Privilegierung von Kleinst- und Kleinunternehmen
Kleinst- und Kleinunternehmer, d.h. Unternehmen, die weniger als 50 Mitarbeiter beschäftigen und einen Jahresumsatz von unter 10 Mio. Euro generieren, sind von den neuen Regelungen nicht betroffen. Für diese gelten jedoch die allgemeinen datenschutzrechtlichen und wettbewerbsrechtlichen Vorgaben.

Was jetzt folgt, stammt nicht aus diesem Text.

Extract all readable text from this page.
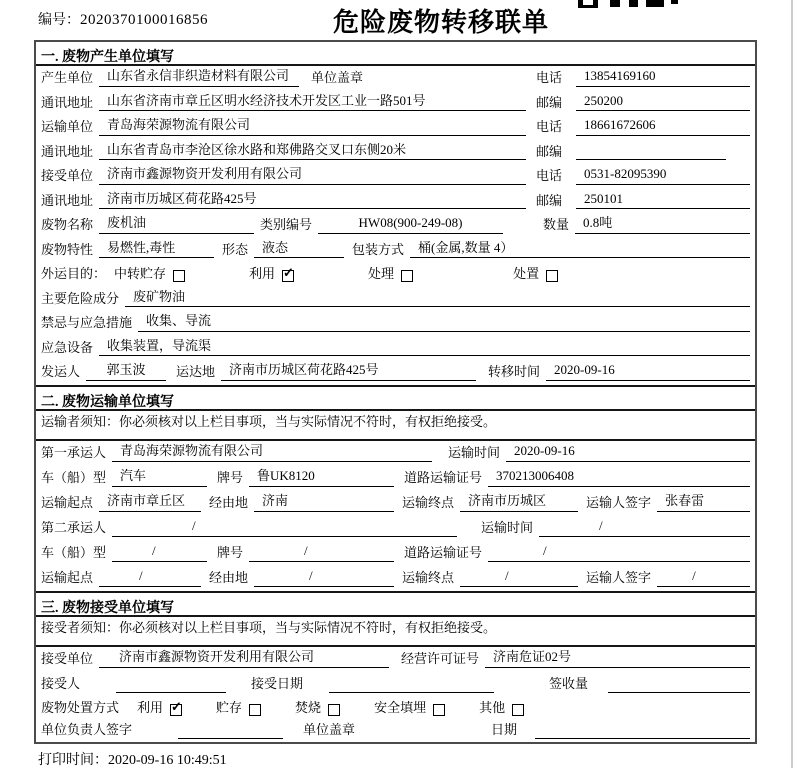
编号：2020370100016856	危险废物转移联单

一. 废物产生单位填写
产生单位	山东省永信非织造材料有限公司	单位盖章	电话	13854169160
通讯地址	山东省济南市章丘区明水经济技术开发区工业一路501号	邮编	250200
运输单位	青岛海荣源物流有限公司	电话	18661672606
通讯地址	山东省青岛市李沧区徐水路和郑佛路交叉口东侧20米	邮编
接受单位	济南市鑫源物资开发利用有限公司	电话	0531-82095390
通讯地址	济南市历城区荷花路425号	邮编	250101
废物名称	废机油	类别编号	HW08(900-249-08)	数量	0.8吨
废物特性	易燃性,毒性	形态	液态	包装方式	桶(金属,数量 4）
外运目的： 中转贮存	利用 ✓	处理	处置
主要危险成分	废矿物油
禁忌与应急措施	收集、导流
应急设备	收集装置，导流渠
发运人	郭玉波	运达地	济南市历城区荷花路425号	转移时间	2020-09-16
二. 废物运输单位填写
运输者须知：你必须核对以上栏目事项，当与实际情况不符时，有权拒绝接受。
第一承运人	青岛海荣源物流有限公司	运输时间	2020-09-16
车（船）型	汽车	牌号	鲁UK8120	道路运输证号	370213006408
运输起点	济南市章丘区	经由地	济南	运输终点	济南市历城区	运输人签字	张春雷
第二承运人	/	运输时间	/
车（船）型	/	牌号	/	道路运输证号	/
运输起点	/	经由地	/	运输终点	/	运输人签字	/
三. 废物接受单位填写
接受者须知：你必须核对以上栏目事项，当与实际情况不符时，有权拒绝接受。
接受单位	济南市鑫源物资开发利用有限公司	经营许可证号	济南危证02号
接受人	接受日期	签收量
废物处置方式 利用 ✓	贮存	焚烧	安全填埋	其他
单位负责人签字	单位盖章	日期
打印时间：2020-09-16 10:49:51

Haftungsprivileg nach dem DSA
Neben den verschärften und teilweise neuen Verpflichtungen enthält der DSA eine Haftungsprivilegierung für die Anbieter von Online-Diensten. Diese entspricht allerdings der bisherigen Rechtslage nach dem Telemediengesetz. Danach gilt, dass die Anbieter von Online-Vermittlungsdiensten nicht haften, wenn sie keine tatsächliche Kenntnis von rechtswidrigen Inhalten der Nutzer haben oder wenn sie diese Inhalte unverzüglich entfernen, sobald sie Kenntnis davon erlangen.
Fazit
Es bleibt abzuwarten, wie sich die rechtlichen Neuerungen in der Praxis auswirken werden. Unternehmen wie Facebook und TikTok sind bereits aktiv geworden und haben erste Maßnahmen veranlasst. Amazon und Zalando wollen die neuen Regeln nicht einfach so hinnehmen und haben Klagen eingereicht, da sie ihrer Auffassung nach zu Unrecht als sehr große Online-Plattformen im Sinne des DSA eingestuft worden seien und die Vorgaben für sie als Händler nicht gelten. Vor diesem Hintergrund ist nicht auszuschließen, dass auch andere Plattformen sich gerichtlich wehren könnten. Feststeht, dass alle größeren Unternehmen, die Online-Vermittlungsdienste anbieten, d. h. nicht nur die „Big Player“ mit einem erhöhten Compliance-Aufwand rechnen müssen. Denn das Gesetz adressiert grundsätzlich alle Anbieter digitaler Dienste und enthält nur für die Kleinst- und Kleinunternehmen eine Ausnahme. Anbieter sollten demnach proaktiv handeln und sich mit den neuen Verpflichtungen auseinandersetzen, um den rechtlichen Anforderungen gerecht zu werden. Andernfalls drohen Sanktionen, insbesondere Bußgelder in Höhe von bis zu 6 Prozent des weltweit erzielten Vorjahresumsatzes.